Influence of separator properties on electrochemical performance of electrical double-layer capacitors

Abstract

Influence of separator material characteristics on the high and low frequency series and parallel resistance, low and high frequency capacitance, characteristic time constant, energy and power densities of the electrical double-layer capacitors (EDLCs), based on the two identical ideally polarizable microporous titanium carbide-derived carbon electrodes in 1M (C2H5)3CH3NBF4 acetonitrile solution, has been tested by cyclic voltammetry and electrochemical impedance spectroscopy methods.

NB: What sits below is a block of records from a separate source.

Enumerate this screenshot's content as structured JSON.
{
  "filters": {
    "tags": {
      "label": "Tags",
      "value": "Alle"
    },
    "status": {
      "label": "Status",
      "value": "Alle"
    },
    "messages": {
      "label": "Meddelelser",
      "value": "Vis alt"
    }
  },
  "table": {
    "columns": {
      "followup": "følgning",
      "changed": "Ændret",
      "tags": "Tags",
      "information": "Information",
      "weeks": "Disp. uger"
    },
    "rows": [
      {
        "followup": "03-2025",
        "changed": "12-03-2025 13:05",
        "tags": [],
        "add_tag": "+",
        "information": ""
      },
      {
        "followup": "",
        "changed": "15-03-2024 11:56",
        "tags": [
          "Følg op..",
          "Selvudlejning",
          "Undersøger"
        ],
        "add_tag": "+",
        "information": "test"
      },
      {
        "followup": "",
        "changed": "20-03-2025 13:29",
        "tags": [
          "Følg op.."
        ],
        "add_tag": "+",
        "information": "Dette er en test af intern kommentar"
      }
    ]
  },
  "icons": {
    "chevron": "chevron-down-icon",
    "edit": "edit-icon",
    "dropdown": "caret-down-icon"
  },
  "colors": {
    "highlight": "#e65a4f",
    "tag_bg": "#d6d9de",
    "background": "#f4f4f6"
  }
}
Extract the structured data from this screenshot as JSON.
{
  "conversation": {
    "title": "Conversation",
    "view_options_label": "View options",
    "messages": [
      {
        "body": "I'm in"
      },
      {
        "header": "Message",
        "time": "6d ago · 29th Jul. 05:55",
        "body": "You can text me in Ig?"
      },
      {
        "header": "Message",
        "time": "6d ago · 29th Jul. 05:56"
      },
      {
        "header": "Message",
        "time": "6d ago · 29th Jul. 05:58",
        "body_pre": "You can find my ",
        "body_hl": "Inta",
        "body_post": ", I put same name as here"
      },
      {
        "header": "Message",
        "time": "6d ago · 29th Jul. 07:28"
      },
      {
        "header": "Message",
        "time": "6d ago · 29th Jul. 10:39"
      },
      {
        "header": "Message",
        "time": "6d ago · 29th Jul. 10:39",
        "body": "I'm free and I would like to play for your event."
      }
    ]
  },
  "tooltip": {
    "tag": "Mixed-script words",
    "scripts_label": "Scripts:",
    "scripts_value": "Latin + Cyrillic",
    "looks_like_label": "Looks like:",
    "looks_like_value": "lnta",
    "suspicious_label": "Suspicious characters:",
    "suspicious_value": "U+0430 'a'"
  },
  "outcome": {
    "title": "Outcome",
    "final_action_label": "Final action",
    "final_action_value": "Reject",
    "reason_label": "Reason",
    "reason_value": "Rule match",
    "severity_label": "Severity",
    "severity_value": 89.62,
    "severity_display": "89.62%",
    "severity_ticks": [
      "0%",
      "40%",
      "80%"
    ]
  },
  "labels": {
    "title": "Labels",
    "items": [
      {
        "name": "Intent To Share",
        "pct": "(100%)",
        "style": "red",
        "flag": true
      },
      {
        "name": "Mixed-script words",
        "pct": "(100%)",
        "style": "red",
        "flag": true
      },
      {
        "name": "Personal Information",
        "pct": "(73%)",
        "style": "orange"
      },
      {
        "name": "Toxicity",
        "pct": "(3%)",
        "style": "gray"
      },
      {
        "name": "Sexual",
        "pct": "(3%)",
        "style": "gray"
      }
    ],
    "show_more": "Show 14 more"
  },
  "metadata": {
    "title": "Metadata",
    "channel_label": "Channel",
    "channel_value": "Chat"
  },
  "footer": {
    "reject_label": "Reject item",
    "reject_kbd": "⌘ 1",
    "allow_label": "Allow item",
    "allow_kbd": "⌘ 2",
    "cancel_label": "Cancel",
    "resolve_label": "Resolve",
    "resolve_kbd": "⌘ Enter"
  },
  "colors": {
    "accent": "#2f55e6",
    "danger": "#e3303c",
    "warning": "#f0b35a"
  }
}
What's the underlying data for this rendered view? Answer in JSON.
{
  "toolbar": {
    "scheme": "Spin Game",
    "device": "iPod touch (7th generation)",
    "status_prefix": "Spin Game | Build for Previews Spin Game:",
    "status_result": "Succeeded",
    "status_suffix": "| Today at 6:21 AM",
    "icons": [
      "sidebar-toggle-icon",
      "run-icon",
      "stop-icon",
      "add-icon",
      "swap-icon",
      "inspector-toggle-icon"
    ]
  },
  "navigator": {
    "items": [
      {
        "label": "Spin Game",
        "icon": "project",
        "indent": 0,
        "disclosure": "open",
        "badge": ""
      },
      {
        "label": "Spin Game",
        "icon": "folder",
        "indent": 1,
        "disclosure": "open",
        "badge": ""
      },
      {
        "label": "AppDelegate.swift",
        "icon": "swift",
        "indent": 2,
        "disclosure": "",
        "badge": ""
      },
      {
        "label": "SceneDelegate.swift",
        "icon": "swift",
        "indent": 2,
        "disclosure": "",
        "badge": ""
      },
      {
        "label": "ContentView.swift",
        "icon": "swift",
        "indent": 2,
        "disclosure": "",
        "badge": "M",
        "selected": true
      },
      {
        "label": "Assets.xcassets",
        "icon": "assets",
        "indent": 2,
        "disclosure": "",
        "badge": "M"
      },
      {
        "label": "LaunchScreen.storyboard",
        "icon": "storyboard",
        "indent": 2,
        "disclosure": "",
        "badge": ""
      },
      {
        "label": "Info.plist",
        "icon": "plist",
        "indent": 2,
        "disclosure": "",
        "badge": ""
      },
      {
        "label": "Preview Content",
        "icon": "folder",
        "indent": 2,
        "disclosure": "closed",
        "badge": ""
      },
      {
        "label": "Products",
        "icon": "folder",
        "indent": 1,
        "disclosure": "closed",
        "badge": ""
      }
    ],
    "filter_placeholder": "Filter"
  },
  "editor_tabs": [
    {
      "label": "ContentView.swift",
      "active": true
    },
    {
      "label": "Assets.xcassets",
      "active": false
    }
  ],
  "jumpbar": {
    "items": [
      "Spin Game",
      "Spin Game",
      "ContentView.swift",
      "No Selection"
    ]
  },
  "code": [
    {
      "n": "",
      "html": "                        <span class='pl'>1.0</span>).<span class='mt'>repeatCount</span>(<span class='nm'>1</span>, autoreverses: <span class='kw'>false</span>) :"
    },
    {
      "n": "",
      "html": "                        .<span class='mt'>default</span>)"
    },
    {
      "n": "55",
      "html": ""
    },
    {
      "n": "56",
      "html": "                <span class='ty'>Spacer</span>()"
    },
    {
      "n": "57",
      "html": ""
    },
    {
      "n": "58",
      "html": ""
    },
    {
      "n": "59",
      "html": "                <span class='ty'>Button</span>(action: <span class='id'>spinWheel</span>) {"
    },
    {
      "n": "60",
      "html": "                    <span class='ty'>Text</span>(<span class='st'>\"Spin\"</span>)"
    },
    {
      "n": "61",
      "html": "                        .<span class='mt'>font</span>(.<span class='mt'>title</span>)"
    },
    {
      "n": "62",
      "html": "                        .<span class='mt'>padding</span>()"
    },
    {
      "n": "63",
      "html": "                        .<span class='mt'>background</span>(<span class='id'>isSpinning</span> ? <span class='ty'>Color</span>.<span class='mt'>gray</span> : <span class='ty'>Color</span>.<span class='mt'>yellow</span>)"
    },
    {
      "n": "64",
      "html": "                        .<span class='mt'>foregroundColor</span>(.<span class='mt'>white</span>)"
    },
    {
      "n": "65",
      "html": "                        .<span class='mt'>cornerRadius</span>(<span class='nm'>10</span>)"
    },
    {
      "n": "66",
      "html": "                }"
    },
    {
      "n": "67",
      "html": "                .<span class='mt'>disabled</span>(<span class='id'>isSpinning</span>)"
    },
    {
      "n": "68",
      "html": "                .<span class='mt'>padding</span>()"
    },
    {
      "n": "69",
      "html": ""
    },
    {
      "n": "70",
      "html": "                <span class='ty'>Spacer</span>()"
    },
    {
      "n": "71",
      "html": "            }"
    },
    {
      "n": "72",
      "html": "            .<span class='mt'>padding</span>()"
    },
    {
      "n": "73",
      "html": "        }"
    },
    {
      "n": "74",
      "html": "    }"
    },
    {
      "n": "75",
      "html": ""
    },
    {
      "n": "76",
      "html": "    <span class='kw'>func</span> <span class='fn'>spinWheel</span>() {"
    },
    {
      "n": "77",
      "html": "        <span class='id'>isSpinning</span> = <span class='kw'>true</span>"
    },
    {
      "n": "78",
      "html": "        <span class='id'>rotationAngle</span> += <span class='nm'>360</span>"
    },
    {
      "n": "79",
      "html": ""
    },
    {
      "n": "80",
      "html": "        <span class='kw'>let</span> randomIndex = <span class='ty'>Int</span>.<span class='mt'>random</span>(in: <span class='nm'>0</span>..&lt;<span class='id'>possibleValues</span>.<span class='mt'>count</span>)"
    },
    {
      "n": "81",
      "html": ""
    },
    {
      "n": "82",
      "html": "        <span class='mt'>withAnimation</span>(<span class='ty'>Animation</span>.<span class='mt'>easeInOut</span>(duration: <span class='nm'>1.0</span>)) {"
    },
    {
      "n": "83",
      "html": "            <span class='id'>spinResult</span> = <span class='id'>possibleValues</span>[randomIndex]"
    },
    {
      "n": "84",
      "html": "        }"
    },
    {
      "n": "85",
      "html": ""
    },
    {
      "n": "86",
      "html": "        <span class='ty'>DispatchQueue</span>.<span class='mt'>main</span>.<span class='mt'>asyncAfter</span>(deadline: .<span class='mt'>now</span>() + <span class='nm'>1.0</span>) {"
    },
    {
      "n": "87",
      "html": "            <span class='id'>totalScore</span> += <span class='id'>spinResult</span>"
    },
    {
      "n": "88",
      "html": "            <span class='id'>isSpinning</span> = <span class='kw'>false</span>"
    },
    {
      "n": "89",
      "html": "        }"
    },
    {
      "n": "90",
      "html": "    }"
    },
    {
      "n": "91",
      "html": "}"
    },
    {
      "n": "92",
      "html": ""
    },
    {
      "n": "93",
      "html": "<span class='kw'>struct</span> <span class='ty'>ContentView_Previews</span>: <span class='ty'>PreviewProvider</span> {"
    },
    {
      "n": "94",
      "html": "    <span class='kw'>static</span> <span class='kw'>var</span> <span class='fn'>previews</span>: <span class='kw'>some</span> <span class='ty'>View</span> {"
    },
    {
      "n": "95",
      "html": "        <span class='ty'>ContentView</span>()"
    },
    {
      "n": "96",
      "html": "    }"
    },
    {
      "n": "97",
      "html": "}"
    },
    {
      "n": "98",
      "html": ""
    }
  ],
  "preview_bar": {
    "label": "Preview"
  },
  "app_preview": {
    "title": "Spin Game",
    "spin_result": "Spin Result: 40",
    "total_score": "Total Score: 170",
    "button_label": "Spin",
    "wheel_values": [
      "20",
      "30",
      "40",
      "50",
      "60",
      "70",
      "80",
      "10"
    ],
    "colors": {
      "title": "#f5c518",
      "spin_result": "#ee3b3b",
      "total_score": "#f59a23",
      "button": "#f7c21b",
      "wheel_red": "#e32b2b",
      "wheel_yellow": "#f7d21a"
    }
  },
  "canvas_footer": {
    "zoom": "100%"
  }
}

Self-made separator materials have been prepared from 20% or 25% poly(vinylidene fluoride) solutions in N,N-dimethylacetamide or N,N-dimethylformamide and acetone mixture (8:2 mass ratio) by using the electrospinning method at different electric field strengths and polymer solution feed rates. Separator material total porosity, pore size distribution and specific surface area, calculated using mercury porosimetry data, noticeably depend on electrospinning conditions and mercury pressure applied, explained by the compressibility of materials under study. It was established that the separator material structure (total porosity, specific surface area), chemical composition and thickness determines the high frequency series and low frequency parallel resistance, characteristic time constant and power density values of the EDLC. However, the limits of ideal polarizability, low frequency capacitance and the specific energy only weakly depend on the separator material properties used in EDLC cells.